Bleaching is another problem. When water gets too warm, coral essentially vomit out the colorful zooxanthellae living in their tissue. The white skeleton becomes visible underneath. Sometimes reefs recover from bleaching; sometimes they don't. In 1997-98, a single bleaching event wiped out one-sixth of the world's shallow-water corals, mostly in the western Indian Ocean, Baker says.
An optimist might say there's an upside to coral's sad plight: It has spurred an entire body of research aimed at replenishing the reefs. Under the American Recovery and Reinvestment Act of 2009, $15 million was handed out to coral restoration projects, including one aimed at restoring "136 Olympic-size swimming pools" worth of coral in the Florida Keys and Virgin Islands.
One of the world's most impressive coral nurseries, situated about 30 minutes off the coast of Key Largo, is part of that project. Rows of seven-foot-tall PVC poles are secured to the ocean floor and submerged in about 30 feet of water. Each pole is equipped with several long fiberglass crossbars, and tied to each crossbar are slivers of coral that sway gently in the limpid sea. From a snorkeler's perspective, it looks like a vast underwater farm of hot dogs dangling from 1980s television antennas.
The mastermind behind this underwater coral farm is Ken Nedimyer: part conservationist, part aquarist, part amateur scientist. He runs a small nonprofit organization called the Coral Restoration Foundation. Over the past ten years, he has developed arguably the most effective and simple method for growing reef-building coral: He ties a fragment to one of the crossbars and just lets it be. A specimen that starts out at three centimeters, or roughly the size of a pinkie finger, will grow into a healthy branching coral that measures 75 centimeters in a year.

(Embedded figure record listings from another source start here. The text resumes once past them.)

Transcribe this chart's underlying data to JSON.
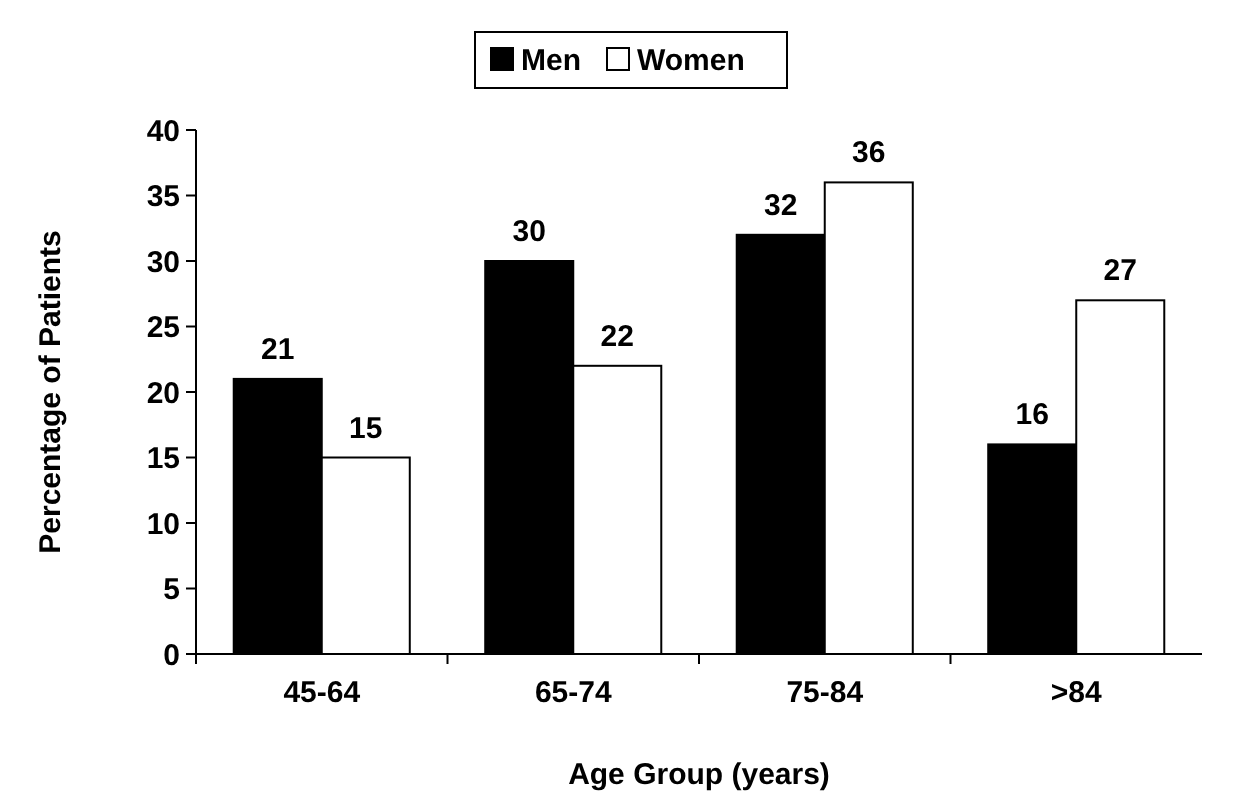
{
  "chart_data": {
    "type": "bar",
    "xlabel": "Age Group (years)",
    "ylabel": "Percentage of Patients",
    "categories": [
      "45-64",
      "65-74",
      "75-84",
      ">84"
    ],
    "series": [
      {
        "name": "Men",
        "color": "#000000",
        "values": [
          21,
          30,
          32,
          16
        ]
      },
      {
        "name": "Women",
        "color": "#ffffff",
        "values": [
          15,
          22,
          36,
          27
        ]
      }
    ],
    "ylim": [
      0,
      40
    ],
    "yticks": [
      0,
      5,
      10,
      15,
      20,
      25,
      30,
      35,
      40
    ],
    "grid": false,
    "legend": "top",
    "data_labels": true
  }
}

When large enough, these specimens are taken out of the nursery and transplanted onto select natural reefs.
Whereas many of his peers in the coral-research world come from academia, Nedimyer's business background sets him apart. Before he made a full-time gig out of growing coral to put back on the reef, he sold exotic fish and saltwater live rock for the aquarium trade.
"I was seeing reefs die for sure in the mid-'80s," he says. "By '98, they were just decimated." Now, he says, "I'm looking at how can we go full-on, 100 miles per hour forward, and industrialize this idea so it's massively successful. In the end, the scientists are going to have some really nice papers and interesting findings coming out. And I'm going to have put 100,000 corals back on the reef."